Source of truth: data/quizzes/phase-01-hardware-substrate.yaml.

q-01-01 — What does the roofline ridge point represent?¶

The minimum intensity at which the kernel becomes compute-bound.
The maximum cache size in bytes per FLOP.
The number of FLOPs per CPU cycle.
The instruction-level parallelism limit of the machine.

Answer

**Choice 1.** The ridge x-coordinate is `π / β` — the arithmetic intensity above which the kernel can saturate FLOPs, below which it cannot because memory cannot feed the FPUs fast enough.

q-01-02 — Cache-line effects on stride (multi-choice)¶

A 64-byte line holds 8 doubles. You scan a 1M-element array with stride S.

Stride 1 makes optimal use of the line: 8 useful loads per fetched line.
Stride 8 wastes the line: 1 useful element per 64 bytes fetched.
Stride 16 uses fewer cache lines than stride 1 and therefore is faster.
Hardware prefetchers help unit stride more than large strides.
Doubling the stride from 8 to 16 halves the number of cache lines fetched, so wall time halves.

Answer

**Choices 1, 2, 4.** Choices 3 and 5 confuse "lines fetched per element" with "wall time." Beyond stride 8, every useful element still costs 1 cache line — wall time stays roughly flat (or worse, because TLB pressure and prefetcher mispredictions kick in).

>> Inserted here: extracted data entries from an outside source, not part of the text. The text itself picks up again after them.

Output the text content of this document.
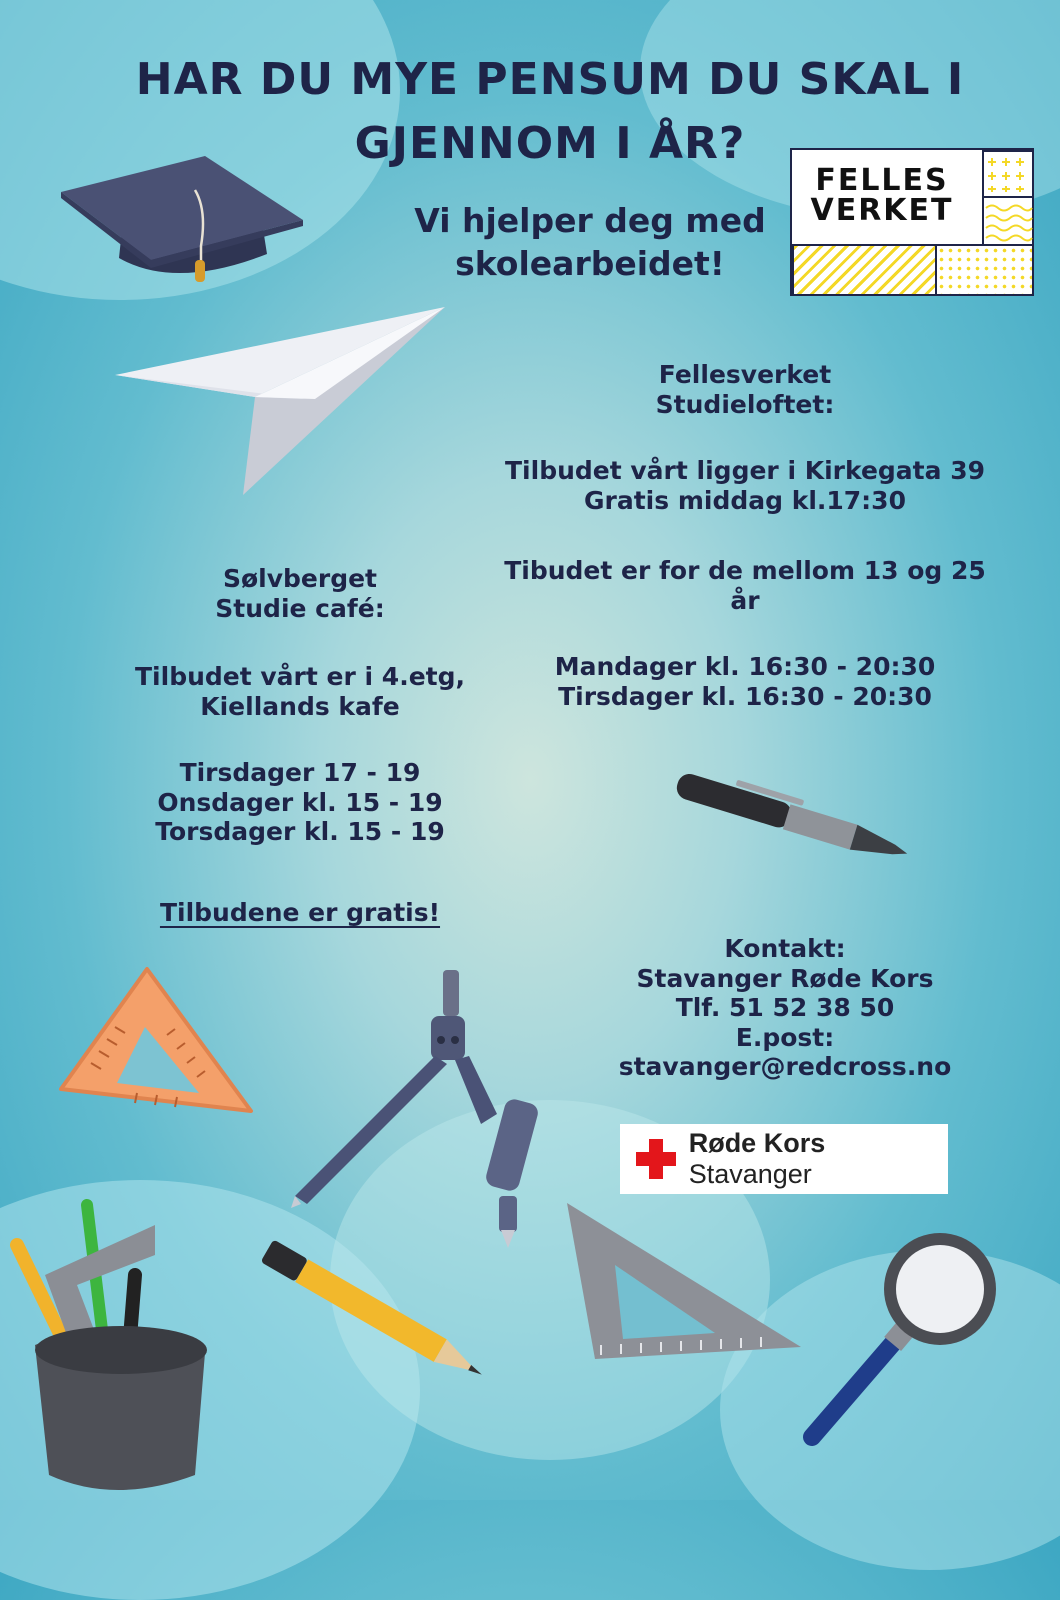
HAR DU MYE PENSUM DU SKAL I
GJENNOM I ÅR?
Vi hjelper deg med
skolearbeidet!
FELLES
VERKET
Fellesverket
Studieloftet:
Tilbudet vårt ligger i Kirkegata 39
Gratis middag kl.17:30
Tibudet er for de mellom 13 og 25
år
Mandager kl. 16:30 - 20:30
Tirsdager kl. 16:30 - 20:30
Sølvberget
Studie café:
Tilbudet vårt er i 4.etg,
Kiellands kafe
Tirsdager 17 - 19
Onsdager kl. 15 - 19
Torsdager kl. 15 - 19
Tilbudene er gratis!
Kontakt:
Stavanger Røde Kors
Tlf. 51 52 38 50
E.post:
stavanger@redcross.no
Røde Kors Stavanger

q-01-03 — Roofline calculation (free)¶

A kernel does 2N FLOPs and moves 8N bytes. Machine: π = 100 GFLOPS, β = 25 GB/s. Compute I, the ridge, attainable perf, and state the regime.

Answer

- **I** = 2N / 8N = **0.25 FLOPs/byte**. - **Ridge** = π/β = **4.0**. - **I < ridge** → **memory-bound**. - **Attainable perf** = I × β = 0.25 × 25 = **6.25 GFLOPS** (the FPUs run ~94% idle).

q-01-04 — Why is matmul compute-bound but elementwise add memory-bound? (free)¶

Answer

Matmul intensity = `2N³ / 12N² = N/6`, grows linearly with N. Elementwise-add intensity = `N² / 12N² = 1/12`, constant. So matmul rewards SIMD/blocking at large N (it becomes compute-bound); elementwise-add stays memory-bound forever — SIMD on it only helps until the memory subsystem saturates.

q-01-05 — NUMA: dominant cost of remote access¶

The remote DRAM chip is physically slower.
The request must traverse the inter-socket interconnect (UPI/QPI), adding latency and consuming shared bandwidth.
The OS marks remote pages as read-only by default.
Cache coherence is disabled across sockets.

Answer

**Choice 2.** The DRAM chip itself is no slower; the interconnect hop is the cost. NUMA-aware allocation (first-touch policy, `numactl`) keeps threads and data on the same socket.